As a rule of thumb, do not enter your Apple ID when these popups show up in third-party apps. Apparently, they may be used to steal your Apple ID password.

Apple has a firm grip on the App Store, meaning that malware apps are not likely to be approved. But developer Felix Krause discovered that an app only needs about 30 lines of code to include a fraudulent “Enter your Apple ID password” popup that can be used to steal user data.

He also said that developers could run certain code only after an app is approved by Apple, and thus pass App Store vetting with flying colors.

Image Source: Krausefx

Krause also explains that even if you use two-factor authentication, your user and password combination, once stolen, can be used to hack into other online accounts. Those people who recycle this combo are at risk of having hackers break into other services and apps.

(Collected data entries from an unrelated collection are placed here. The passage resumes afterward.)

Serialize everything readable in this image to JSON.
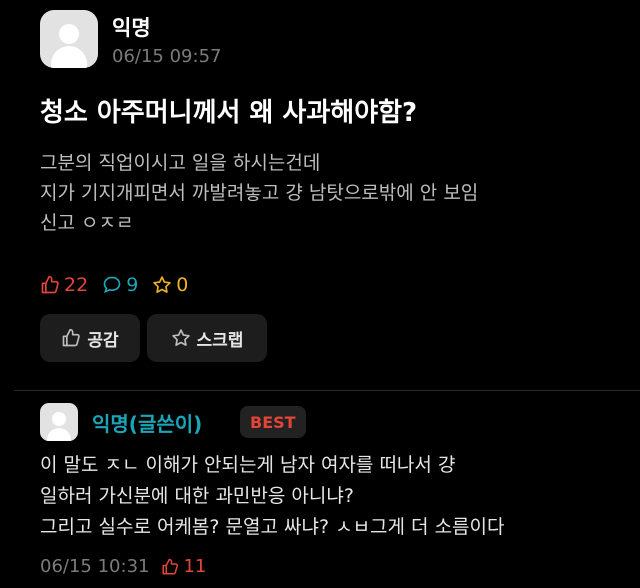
{
  "post": {
    "author": "익명",
    "time": "06/15 09:57",
    "title": "청소 아주머니께서 왜 사과해야함?",
    "body": "그분의 직업이시고 일을 하시는건데\n지가 기지개피면서 까발려놓고 걍 남탓으로밖에 안 보임\n신고 ㅇㅈㄹ",
    "likes": "22",
    "comments": "9",
    "scraps": "0"
  },
  "actions": {
    "like_label": "공감",
    "scrap_label": "스크랩"
  },
  "comment": {
    "author": "익명(글쓴이)",
    "badge": "BEST",
    "text": "이 말도 ㅈㄴ 이해가 안되는게 남자 여자를 떠나서 걍\n일하러 가신분에 대한 과민반응 아니냐?\n그리고 실수로 어케봄? 문열고 싸냐? ㅅㅂ그게 더 소름이다",
    "time": "06/15 10:31",
    "likes": "11"
  },
  "colors": {
    "background": "#000000",
    "accent_red": "#e2453a",
    "accent_teal": "#1aa6b7",
    "accent_gold": "#f0b21d"
  },
  "icons": [
    "thumbs-up-icon",
    "speech-bubble-icon",
    "star-icon"
  ]
}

One way to tell apart a phishing attempt from a genuine Apple popup is to try to close the app that was open when the popup appeared — unless it’s an Apple app. If the dialog disappears from the screen, it’s likely it came from the app and might be a phishing attack. If it stays on the screen, then it’s from Apple.

Apple should find a way to prevent developers from displaying popups that mimic system alerts. But in the meantime, keep an eye out for these events. If you’re worried about an app that displays such popups, you should simply ditch it and find a different one that serves the same purpose. Reporting potentially fraudulent apps to Apple is also advisable. Finally, only enter your password on the iPhone or iPad in Apple’s own apps, whenever they require you to do so.